Hi, I wonder if there is a way to use AdaptiveLogSoftmaxWithLoss() instead of the regular log_softmax() in a LSTM model with CTCLoss().
With log_softmax(), it’s boils down to essentially this:
output = self.LSTM(input_size, lstm_size, num_layers)
output = self.Linear(fc_input, fc_output)
output = F.log_softmax(output, dim=2) # [batch, seq_length, class]
# to compute CTC loss
ctc_loss = self.ctcLoss(output, labels, original_input_lengths, original_label_lengths)
where all the LSTM, linear, and ctcLoss are standard pytorch layers/functions.
This is working all good except that we’d also like to improve model perf when num_classes
is big.
Then AdaptiveLogSoftmaxWithLoss()
seems to be a great success for regular classification problems.

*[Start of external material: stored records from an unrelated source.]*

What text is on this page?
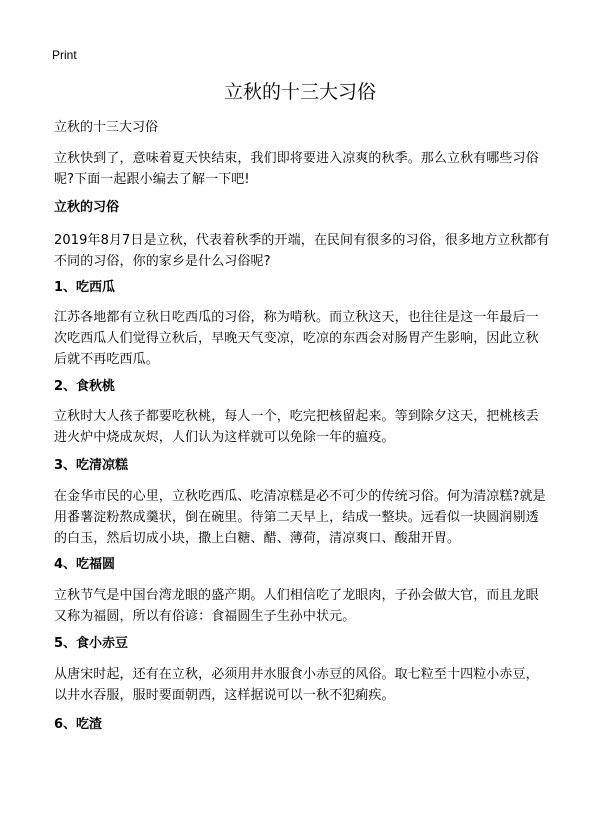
Print
立秋的十三大习俗

立秋的十三大习俗

立秋快到了，意味着夏天快结束，我们即将要进入凉爽的秋季。那么立秋有哪些习俗呢?下面一起跟小编去了解一下吧!

立秋的习俗

2019年8月7日是立秋，代表着秋季的开端，在民间有很多的习俗，很多地方立秋都有不同的习俗，你的家乡是什么习俗呢?

1、吃西瓜

江苏各地都有立秋日吃西瓜的习俗，称为啃秋。而立秋这天，也往往是这一年最后一次吃西瓜人们觉得立秋后，早晚天气变凉，吃凉的东西会对肠胃产生影响，因此立秋后就不再吃西瓜。

2、食秋桃

立秋时大人孩子都要吃秋桃，每人一个，吃完把核留起来。等到除夕这天，把桃核丢进火炉中烧成灰烬，人们认为这样就可以免除一年的瘟疫。

3、吃清凉糕

在金华市民的心里，立秋吃西瓜、吃清凉糕是必不可少的传统习俗。何为清凉糕?就是用番薯淀粉熬成羹状，倒在碗里。待第二天早上，结成一整块。远看似一块圆润剔透的白玉，然后切成小块，撒上白糖、醋、薄荷，清凉爽口、酸甜开胃。

4、吃福圆

立秋节气是中国台湾龙眼的盛产期。人们相信吃了龙眼肉，子孙会做大官，而且龙眼又称为福圆，所以有俗谚：食福圆生子生孙中状元。

5、食小赤豆

从唐宋时起，还有在立秋，必须用井水服食小赤豆的风俗。取七粒至十四粒小赤豆，以井水吞服，服时要面朝西，这样据说可以一秋不犯痢疾。

6、吃渣
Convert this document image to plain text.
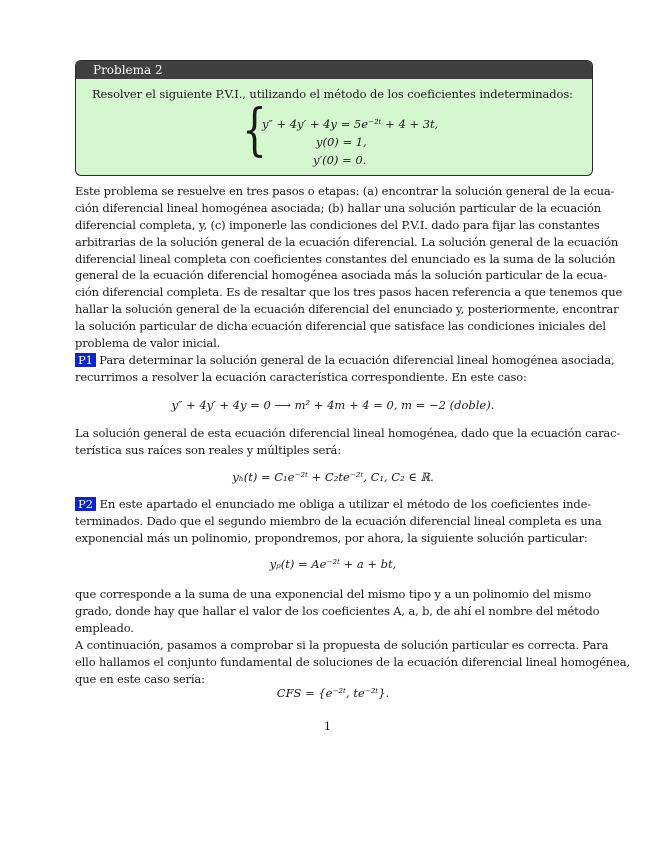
Problema 2
Resolver el siguiente P.V.I., utilizando el método de los coeficientes indeterminados:
{
y″ + 4y′ + 4y = 5e⁻²ᵗ + 4 + 3t,
y(0) = 1,
y′(0) = 0.
Este problema se resuelve en tres pasos o etapas: (a) encontrar la solución general de la ecua-
ción diferencial lineal homogénea asociada; (b) hallar una solución particular de la ecuación
diferencial completa, y, (c) imponerle las condiciones del P.V.I. dado para fijar las constantes
arbitrarias de la solución general de la ecuación diferencial. La solución general de la ecuación
diferencial lineal completa con coeficientes constantes del enunciado es la suma de la solución
general de la ecuación diferencial homogénea asociada más la solución particular de la ecua-
ción diferencial completa. Es de resaltar que los tres pasos hacen referencia a que tenemos que
hallar la solución general de la ecuación diferencial del enunciado y, posteriormente, encontrar
la solución particular de dicha ecuación diferencial que satisface las condiciones iniciales del
problema de valor inicial.
P1 Para determinar la solución general de la ecuación diferencial lineal homogénea asociada,
recurrimos a resolver la ecuación característica correspondiente. En este caso:
y″ + 4y′ + 4y = 0 ⟶ m² + 4m + 4 = 0, m = −2 (doble).
La solución general de esta ecuación diferencial lineal homogénea, dado que la ecuación carac-
terística sus raíces son reales y múltiples será:
yₕ(t) = C₁e⁻²ᵗ + C₂te⁻²ᵗ, C₁, C₂ ∈ ℝ.
P2 En este apartado el enunciado me obliga a utilizar el método de los coeficientes inde-
terminados. Dado que el segundo miembro de la ecuación diferencial lineal completa es una
exponencial más un polinomio, propondremos, por ahora, la siguiente solución particular:
yₚ(t) = Ae⁻²ᵗ + a + bt,
que corresponde a la suma de una exponencial del mismo tipo y a un polinomio del mismo
grado, donde hay que hallar el valor de los coeficientes A, a, b, de ahí el nombre del método
empleado.
A continuación, pasamos a comprobar si la propuesta de solución particular es correcta. Para
ello hallamos el conjunto fundamental de soluciones de la ecuación diferencial lineal homogénea,
que en este caso sería:
CFS = {e⁻²ᵗ, te⁻²ᵗ}.
1
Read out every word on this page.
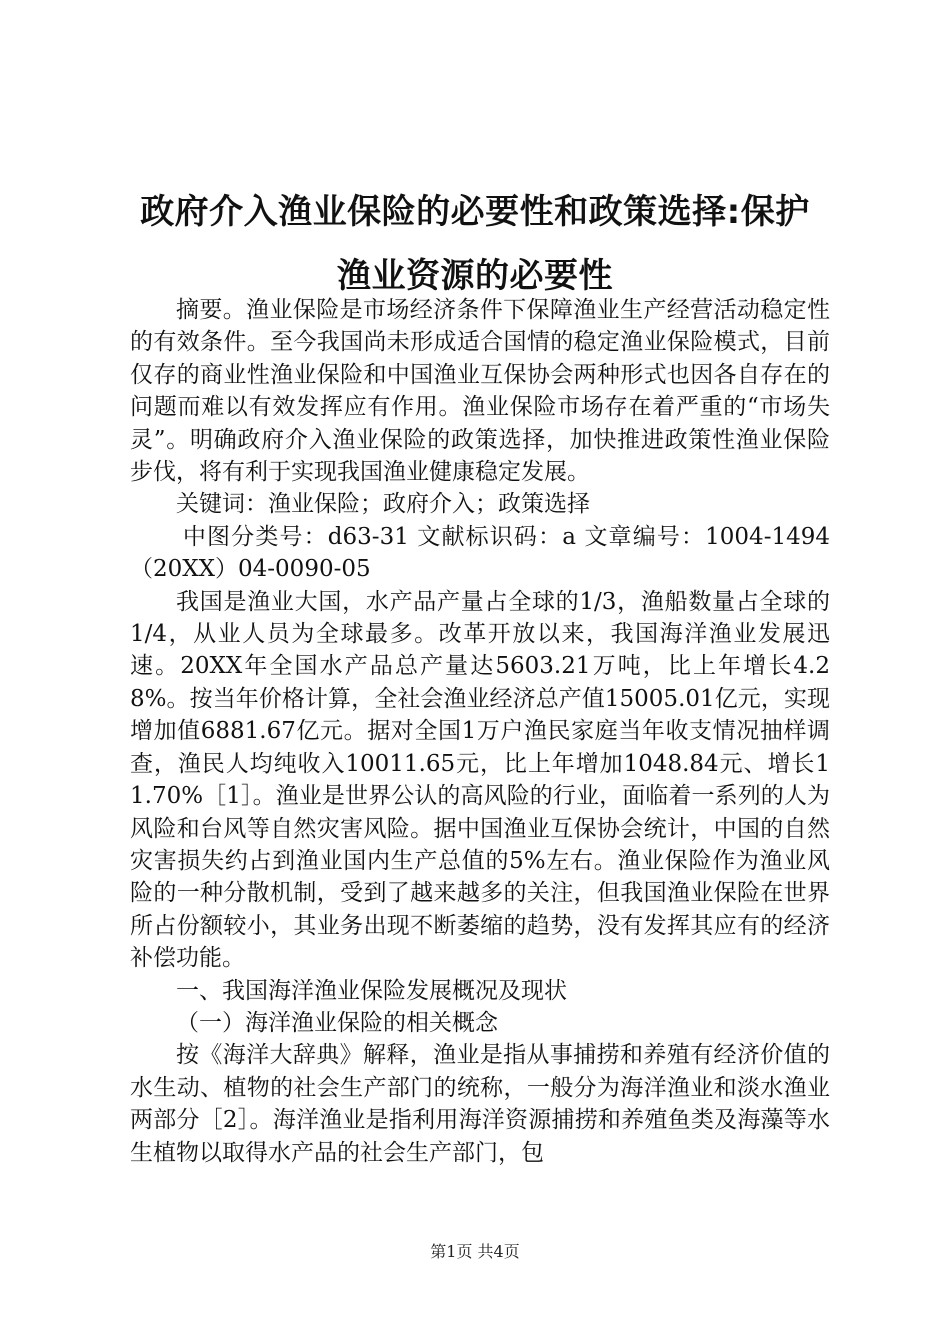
政府介入渔业保险的必要性和政策选择:保护
渔业资源的必要性

摘要。渔业保险是市场经济条件下保障渔业生产经营活动稳定性的有效条件。至今我国尚未形成适合国情的稳定渔业保险模式，目前仅存的商业性渔业保险和中国渔业互保协会两种形式也因各自存在的问题而难以有效发挥应有作用。渔业保险市场存在着严重的“市场失灵”。明确政府介入渔业保险的政策选择，加快推进政策性渔业保险步伐，将有利于实现我国渔业健康稳定发展。

关键词：渔业保险；政府介入；政策选择

中图分类号：d63-31 文献标识码：a 文章编号：1004-1494（20XX）04-0090-05

我国是渔业大国，水产品产量占全球的1/3，渔船数量占全球的1/4，从业人员为全球最多。改革开放以来，我国海洋渔业发展迅速。20XX年全国水产品总产量达5603.21万吨，比上年增长4.28%。按当年价格计算，全社会渔业经济总产值15005.01亿元，实现增加值6881.67亿元。据对全国1万户渔民家庭当年收支情况抽样调查，渔民人均纯收入10011.65元，比上年增加1048.84元、增长11.70%［1］。渔业是世界公认的高风险的行业，面临着一系列的人为风险和台风等自然灾害风险。据中国渔业互保协会统计，中国的自然灾害损失约占到渔业国内生产总值的5%左右。渔业保险作为渔业风险的一种分散机制，受到了越来越多的关注，但我国渔业保险在世界所占份额较小，其业务出现不断萎缩的趋势，没有发挥其应有的经济补偿功能。

一、我国海洋渔业保险发展概况及现状

（一）海洋渔业保险的相关概念

按《海洋大辞典》解释，渔业是指从事捕捞和养殖有经济价值的水生动、植物的社会生产部门的统称，一般分为海洋渔业和淡水渔业两部分［2］。海洋渔业是指利用海洋资源捕捞和养殖鱼类及海藻等水生植物以取得水产品的社会生产部门，包

第1页 共4页
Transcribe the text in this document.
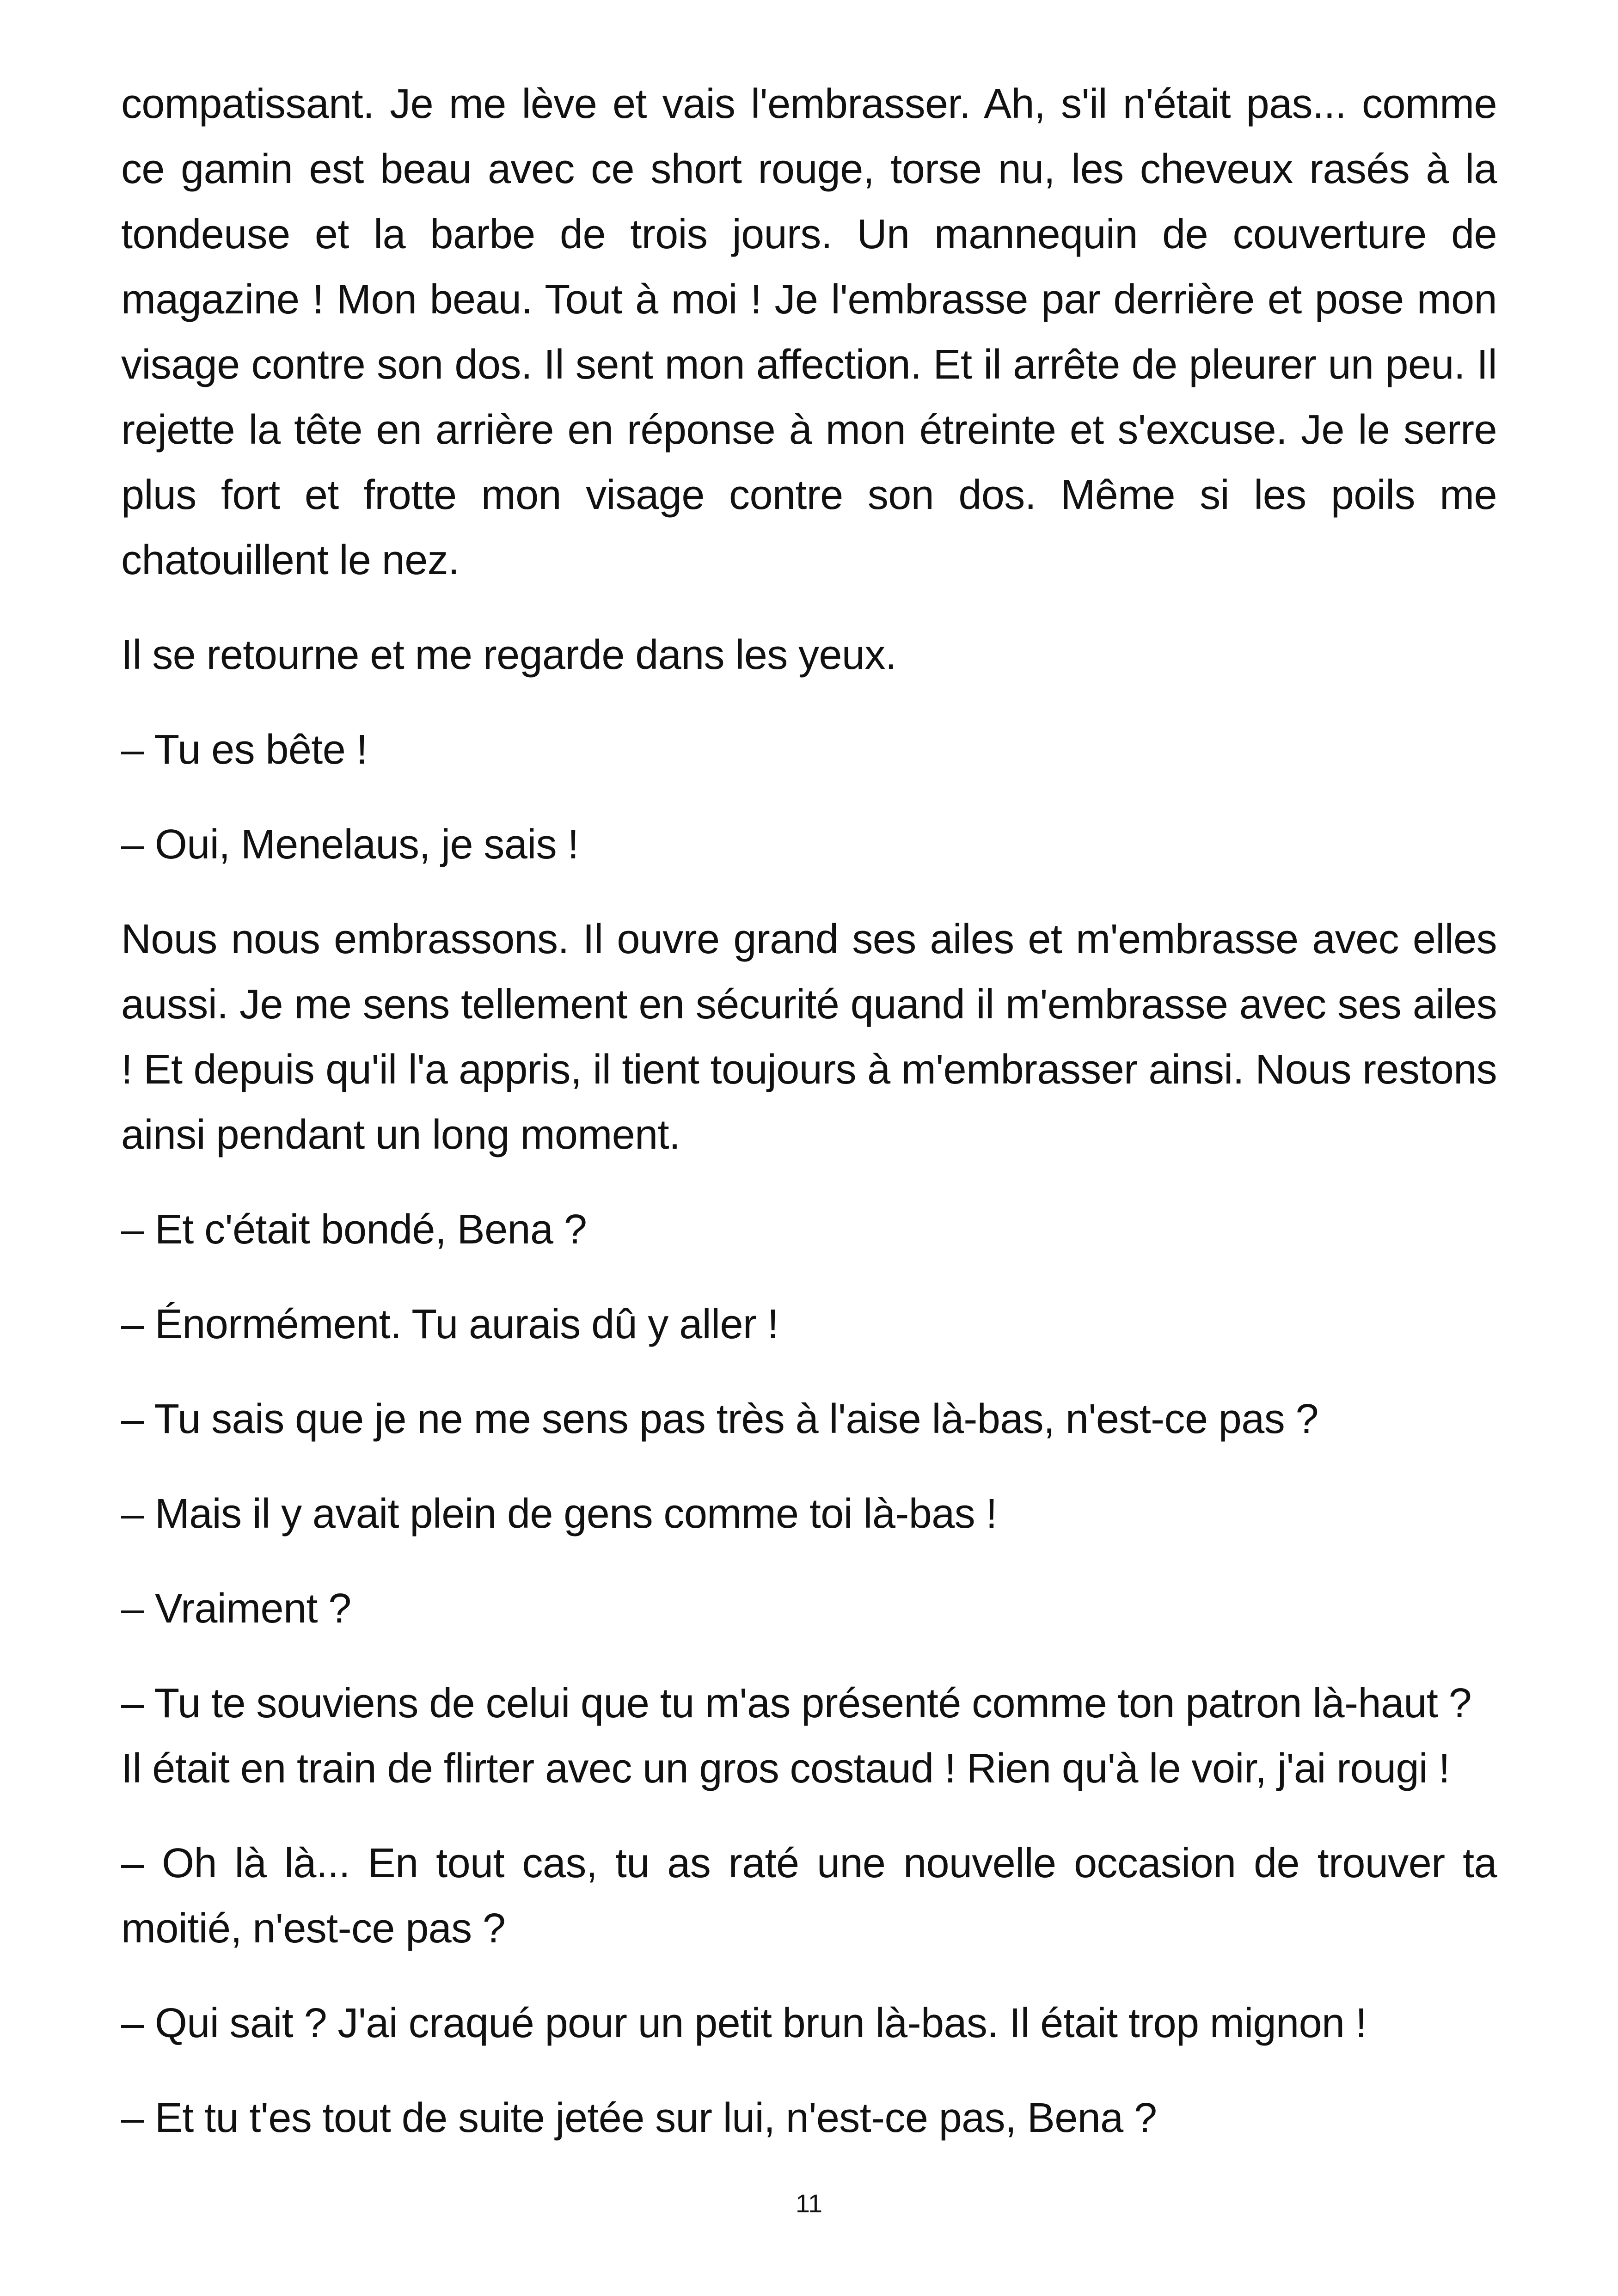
compatissant. Je me lève et vais l'embrasser. Ah, s'il n'était pas... comme ce gamin est beau avec ce short rouge, torse nu, les cheveux rasés à la tondeuse et la barbe de trois jours. Un mannequin de couverture de magazine ! Mon beau. Tout à moi ! Je l'embrasse par derrière et pose mon visage contre son dos. Il sent mon affection. Et il arrête de pleurer un peu. Il rejette la tête en arrière en réponse à mon étreinte et s'excuse. Je le serre plus fort et frotte mon visage contre son dos. Même si les poils me chatouillent le nez.

Il se retourne et me regarde dans les yeux.

– Tu es bête !

– Oui, Menelaus, je sais !

Nous nous embrassons. Il ouvre grand ses ailes et m'embrasse avec elles aussi. Je me sens tellement en sécurité quand il m'embrasse avec ses ailes ! Et depuis qu'il l'a appris, il tient toujours à m'embrasser ainsi. Nous restons ainsi pendant un long moment.

– Et c'était bondé, Bena ?

– Énormément. Tu aurais dû y aller !

– Tu sais que je ne me sens pas très à l'aise là-bas, n'est-ce pas ?

– Mais il y avait plein de gens comme toi là-bas !

– Vraiment ?

– Tu te souviens de celui que tu m'as présenté comme ton patron là-haut ? Il était en train de flirter avec un gros costaud ! Rien qu'à le voir, j'ai rougi !

– Oh là là... En tout cas, tu as raté une nouvelle occasion de trouver ta moitié, n'est-ce pas ?

– Qui sait ? J'ai craqué pour un petit brun là-bas. Il était trop mignon !

– Et tu t'es tout de suite jetée sur lui, n'est-ce pas, Bena ?

11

So i tried something like this:
output = self.LSTM(input_size, lstm_size, num_layers)
output = output.view(batch_size, -1)
output, loss = self.AdaptiveSoftmax(output, labels)
# to compute CTC loss
ctc_loss = self.ctcLoss(output, labels, original_input_lengths, original_label_lengths)
This doesn’t seem to work as the output of AdaptiveLogSoftmaxWithLoss()
is of shape: (batch_size, n_classes), while ctcLoss()
expects the shape to be (batch_size, seq_length, num_classes).
So i wonder what would be the best way to use AdaptiveLogSoftmaxWithLoss()
for sequence problems using CTC loss?